Clemons Karl V, Danielson Michael E, Michel Kyle S, Liu Min, Ottoson Nadine C, Leonardo Steven M, Martinez Marife, Chen Vicky, Antonysamy Mary A, Stevens David A
Division of Infectious Diseases and Geographic Medicine, Stanford University, Stanford, CA, USA.
Division of Infectious Diseases, Santa Clara Valley Medical Center, San Jose, CA, USA.
J Med Microbiol. 2014 Dec;63(Pt 12):1750-1759. doi: 10.1099/jmm.0.079681-0. Epub 2014 Oct 6.
Vaccination with heat-killed Saccharomyces cerevisiae (HKY) protects against experimental infection by pathogenic fungi of five genera. Here we tested whether purified Saccharomyces cell wall β-glucan could induce protection against systemic aspergillosis. CD-1 mice were given three weekly vaccine doses subcutaneously prior to intravenous infection with Aspergillus fumigatus. Mice received PBS, 2.5 mg HKY, whole glucan particles (WGP), WGP conjugated to BSA (0.06 to 12 mg per dose), a soluble medium molecular mass (MMW) β-glucan alone or MMW-BSA (≤24 mg per dose). Survival and c.f.u. were determined, and cytokine induction and anti-β-glucan antibodies were assessed in vaccinated mice. Neither soluble MMW glucan, nor MMW-BSA was effective. HKY protected in two studies (survival and c.f.u. were reduced in brain and kidney organs, P<0.004). Six or 12 mg WGP or WGP-BSA prolonged survival (P≤0.004) and reduced c.f.u. in each organ (P≤0.015) in both experiments; 0.6 mg WGP or WGP-BSA prolonged survival (P≤0.015) and reduced c.f.u. (P≤0.015) in one experiment. Cytokine profiles in serum and bronchoalveolar lavage from uninfected vaccinated mice showed an innate and adaptive immune profile (i.e. upregulation of colony stimulating factors, interferons, TNF-α, chemokines such as MCP-1, MIP-1α, RANTES and KC, and Th17-activating cytokines such as IL-6, IL-1β, IL-17). No anti-β-glucan antibodies were in the sera, suggesting an adaptive T cell-mediated, not a B cell-mediated, protective response. Vaccination with WGP or WGP-BSA proved protective against systemic aspergillosis, equivalent to that of HKY, supporting the potential of particulate β-glucans, alone or conjugated, as vaccines against aspergillosis.
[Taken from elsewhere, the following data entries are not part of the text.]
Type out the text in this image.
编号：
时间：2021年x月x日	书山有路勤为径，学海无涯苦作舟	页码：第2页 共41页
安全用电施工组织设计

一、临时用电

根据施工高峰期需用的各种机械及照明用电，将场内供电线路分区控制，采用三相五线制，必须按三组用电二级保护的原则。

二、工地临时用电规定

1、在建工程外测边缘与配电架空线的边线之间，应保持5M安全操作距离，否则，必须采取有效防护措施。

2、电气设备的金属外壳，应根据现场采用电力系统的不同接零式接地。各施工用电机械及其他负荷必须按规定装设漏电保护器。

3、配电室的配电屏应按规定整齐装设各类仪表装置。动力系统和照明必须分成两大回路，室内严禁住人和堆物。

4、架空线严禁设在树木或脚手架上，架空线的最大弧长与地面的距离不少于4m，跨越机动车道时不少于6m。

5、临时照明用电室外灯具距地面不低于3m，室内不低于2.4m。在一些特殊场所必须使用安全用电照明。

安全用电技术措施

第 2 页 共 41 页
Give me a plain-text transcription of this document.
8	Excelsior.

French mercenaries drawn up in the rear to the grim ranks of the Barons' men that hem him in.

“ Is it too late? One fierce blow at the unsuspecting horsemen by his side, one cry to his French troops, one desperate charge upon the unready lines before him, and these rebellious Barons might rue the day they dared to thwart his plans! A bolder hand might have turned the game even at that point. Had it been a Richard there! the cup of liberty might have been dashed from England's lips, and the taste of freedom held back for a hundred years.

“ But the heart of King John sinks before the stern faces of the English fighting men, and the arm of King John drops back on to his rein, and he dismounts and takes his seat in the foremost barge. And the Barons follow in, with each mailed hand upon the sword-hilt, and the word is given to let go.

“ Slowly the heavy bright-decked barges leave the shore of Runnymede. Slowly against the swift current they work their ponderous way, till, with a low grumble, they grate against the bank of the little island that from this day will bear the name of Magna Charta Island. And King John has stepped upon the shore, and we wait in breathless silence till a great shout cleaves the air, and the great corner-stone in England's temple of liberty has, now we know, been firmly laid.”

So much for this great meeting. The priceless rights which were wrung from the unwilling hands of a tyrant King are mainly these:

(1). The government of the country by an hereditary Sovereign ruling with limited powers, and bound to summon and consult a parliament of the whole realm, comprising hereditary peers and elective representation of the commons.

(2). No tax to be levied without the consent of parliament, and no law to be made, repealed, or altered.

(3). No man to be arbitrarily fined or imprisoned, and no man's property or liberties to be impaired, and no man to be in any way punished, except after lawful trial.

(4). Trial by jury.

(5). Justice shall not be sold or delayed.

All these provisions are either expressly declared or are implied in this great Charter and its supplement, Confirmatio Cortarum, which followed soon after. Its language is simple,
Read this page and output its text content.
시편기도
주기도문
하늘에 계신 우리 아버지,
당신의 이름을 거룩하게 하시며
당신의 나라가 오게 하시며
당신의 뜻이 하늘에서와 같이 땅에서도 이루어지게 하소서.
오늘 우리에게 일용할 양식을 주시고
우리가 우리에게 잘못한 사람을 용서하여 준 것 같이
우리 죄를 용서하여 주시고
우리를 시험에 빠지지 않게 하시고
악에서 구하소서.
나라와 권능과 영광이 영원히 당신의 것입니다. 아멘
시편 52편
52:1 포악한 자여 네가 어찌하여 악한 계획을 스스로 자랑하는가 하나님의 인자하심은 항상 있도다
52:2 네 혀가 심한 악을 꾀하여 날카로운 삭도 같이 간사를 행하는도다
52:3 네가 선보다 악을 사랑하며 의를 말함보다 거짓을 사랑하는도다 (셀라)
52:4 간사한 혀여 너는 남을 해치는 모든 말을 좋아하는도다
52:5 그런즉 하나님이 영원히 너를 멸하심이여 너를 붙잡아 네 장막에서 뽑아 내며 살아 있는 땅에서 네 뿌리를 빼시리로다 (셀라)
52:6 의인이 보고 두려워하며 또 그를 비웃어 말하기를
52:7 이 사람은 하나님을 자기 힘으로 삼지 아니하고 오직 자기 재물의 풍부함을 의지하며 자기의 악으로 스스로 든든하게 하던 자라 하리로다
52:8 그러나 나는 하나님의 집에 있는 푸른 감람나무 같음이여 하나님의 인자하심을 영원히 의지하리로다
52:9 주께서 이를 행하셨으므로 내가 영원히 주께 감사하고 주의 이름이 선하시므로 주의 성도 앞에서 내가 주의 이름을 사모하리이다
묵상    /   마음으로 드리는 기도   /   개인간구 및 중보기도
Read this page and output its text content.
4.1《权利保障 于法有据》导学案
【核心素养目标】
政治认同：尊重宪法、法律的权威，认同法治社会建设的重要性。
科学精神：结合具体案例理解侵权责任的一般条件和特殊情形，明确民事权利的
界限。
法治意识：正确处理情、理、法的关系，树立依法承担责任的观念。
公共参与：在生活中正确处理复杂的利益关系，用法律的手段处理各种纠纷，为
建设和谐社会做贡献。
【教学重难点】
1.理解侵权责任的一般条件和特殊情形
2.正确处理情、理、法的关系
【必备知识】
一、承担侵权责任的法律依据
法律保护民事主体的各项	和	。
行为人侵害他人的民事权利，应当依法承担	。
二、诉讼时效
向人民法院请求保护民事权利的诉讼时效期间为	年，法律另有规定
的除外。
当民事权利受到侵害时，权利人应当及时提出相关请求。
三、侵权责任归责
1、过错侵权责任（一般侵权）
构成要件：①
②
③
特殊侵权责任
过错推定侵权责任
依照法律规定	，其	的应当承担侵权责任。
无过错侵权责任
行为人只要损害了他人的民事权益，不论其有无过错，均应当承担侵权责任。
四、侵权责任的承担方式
用热灭活的酿酒酵母(HKY)进行疫苗接种可预防五个属的致病真菌的实验性感染。在此,我们测试了纯化的酿酒酵母细胞壁β-葡聚糖是否能诱导针对系统性曲霉病的保护作用。在经静脉感染烟曲霉之前,给CD-1小鼠每周皮下注射三次疫苗剂量。小鼠接受磷酸盐缓冲盐水(PBS)、2.5毫克HKY、全葡聚糖颗粒(WGP)、与牛血清白蛋白(BSA)偶联的WGP(每剂量0.06至12毫克)、单独的可溶性中分子量(MMW)β-葡聚糖或MMW-BSA(每剂量≤24毫克)。测定存活率和菌落形成单位(c.f.u.),并评估接种疫苗小鼠的细胞因子诱导情况和抗β-葡聚糖抗体。可溶性MMW葡聚糖和MMW-BSA均无效。在两项研究中HKY具有保护作用(脑和肾器官中的存活率和c.f.u.降低,P<0.004)。在两项实验中,6毫克或12毫克WGP或WGP-BSA均可延长存活时间(P≤0.004)并降低各器官中的c.f.u.(P≤0.015);在一项实验中,0.6毫克WGP或WGP-BSA可延长存活时间(P≤0.015)并降低c.f.u.(P≤0.015)。未感染的接种疫苗小鼠的血清和支气管肺泡灌洗中的细胞因子谱显示出先天性和适应性免疫谱(即集落刺激因子、干扰素、肿瘤坏死因子-α、趋化因子如单核细胞趋化蛋白-1、巨噬细胞炎性蛋白-1α、调节激活正常T细胞表达和分泌的趋化因子(RANTES)和KC,以及Th17激活细胞因子如白细胞介素-6、白细胞介素-1β、白细胞介素-17的上调)。血清中未检测到抗β-葡聚糖抗体,这表明是适应性T细胞介导的,而非B细胞介导的保护性反应。用WGP或WGP-BSA进行疫苗接种被证明对系统性曲霉病具有保护作用,与HKY相当,这支持了单独或偶联的颗粒状β-葡聚糖作为抗曲霉病疫苗的潜力。